First, send your insurer and agent a written “Proof of Loss”. Label the letter “PROOF OF LOSS” in big letters at the top. This “Proof of Loss” letter should describe the loss in sufficient detail so to “permit an insurer to estimate its obligations.” In other words, the letter should plainly and accurately describe the loss and the events and persons involved. Include copies of relevant, favorable photos and estimates. Don’t say what you don’t know.

Next, fax and mail (certified) the “Proof of Loss” to BOTH your agent and claims examiner. Print out the fax confirmation sheets and keep the return postcard. Keep a copy of everything you sent your insurer.

Now, should you eventually be awarded more than the amount offered by your insurer within 6 months of the insurer’s receipt of the proof of loss, your insurer will be exposed to attorney fees should a suit be needed.
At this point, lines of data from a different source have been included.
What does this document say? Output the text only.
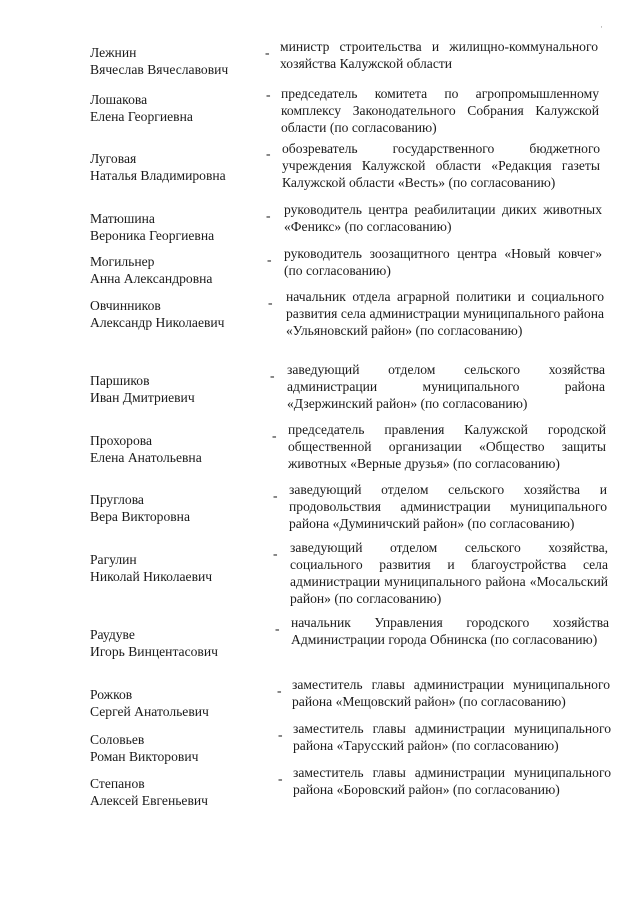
·
Лежнин
Вячеслав Вячеславович
- министр строительства и жилищно-коммунального хозяйства Калужской области
Лошакова
Елена Георгиевна
- председатель комитета по агропромышленному комплексу Законодательного Собрания Калужской области (по согласованию)
Луговая
Наталья Владимировна
- обозреватель государственного бюджетного учреждения Калужской области «Редакция газеты Калужской области «Весть» (по согласованию)
Матюшина
Вероника Георгиевна
- руководитель центра реабилитации диких животных «Феникс» (по согласованию)
Могильнер
Анна Александровна
- руководитель зоозащитного центра «Новый ковчег» (по согласованию)
Овчинников
Александр Николаевич
- начальник отдела аграрной политики и социального развития села администрации муниципального района «Ульяновский район» (по согласованию)
Паршиков
Иван Дмитриевич
- заведующий отделом сельского хозяйства администрации муниципального района «Дзержинский район» (по согласованию)
Прохорова
Елена Анатольевна
- председатель правления Калужской городской общественной организации «Общество защиты животных «Верные друзья» (по согласованию)
Пруглова
Вера Викторовна
- заведующий отделом сельского хозяйства и продовольствия администрации муниципального района «Думиничский район» (по согласованию)
Рагулин
Николай Николаевич
- заведующий отделом сельского хозяйства, социального развития и благоустройства села администрации муниципального района «Мосальский район» (по согласованию)
Раудуве
Игорь Винцентасович
- начальник Управления городского хозяйства Администрации города Обнинска (по согласованию)
Рожков
Сергей Анатольевич
- заместитель главы администрации муниципального района «Мещовский район» (по согласованию)
Соловьев
Роман Викторович
- заместитель главы администрации муниципального района «Тарусский район» (по согласованию)
Степанов
Алексей Евгеньевич
- заместитель главы администрации муниципального района «Боровский район» (по согласованию)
ORS 742.061. Since insurers don’t want to pay your fees in addition to the claim, many insurers will now be more reasonable about claim value. In the event you take the case to trial, a trial judge now has a basis to award fees.

ORS 742.061 applies to many, but not all, insured v. insurer suits (where you have to sue your own insurer or your own insurer sues you, over insurance coverage). ORS 742.061 may not apply, for example, to uninsured or underinsured auto claims where the only issues are liability and damages, and the insurer, in writing, consents to binding arbitration within 6 months of the loss. See, Scott v. State Farm Mutual Ins. Co.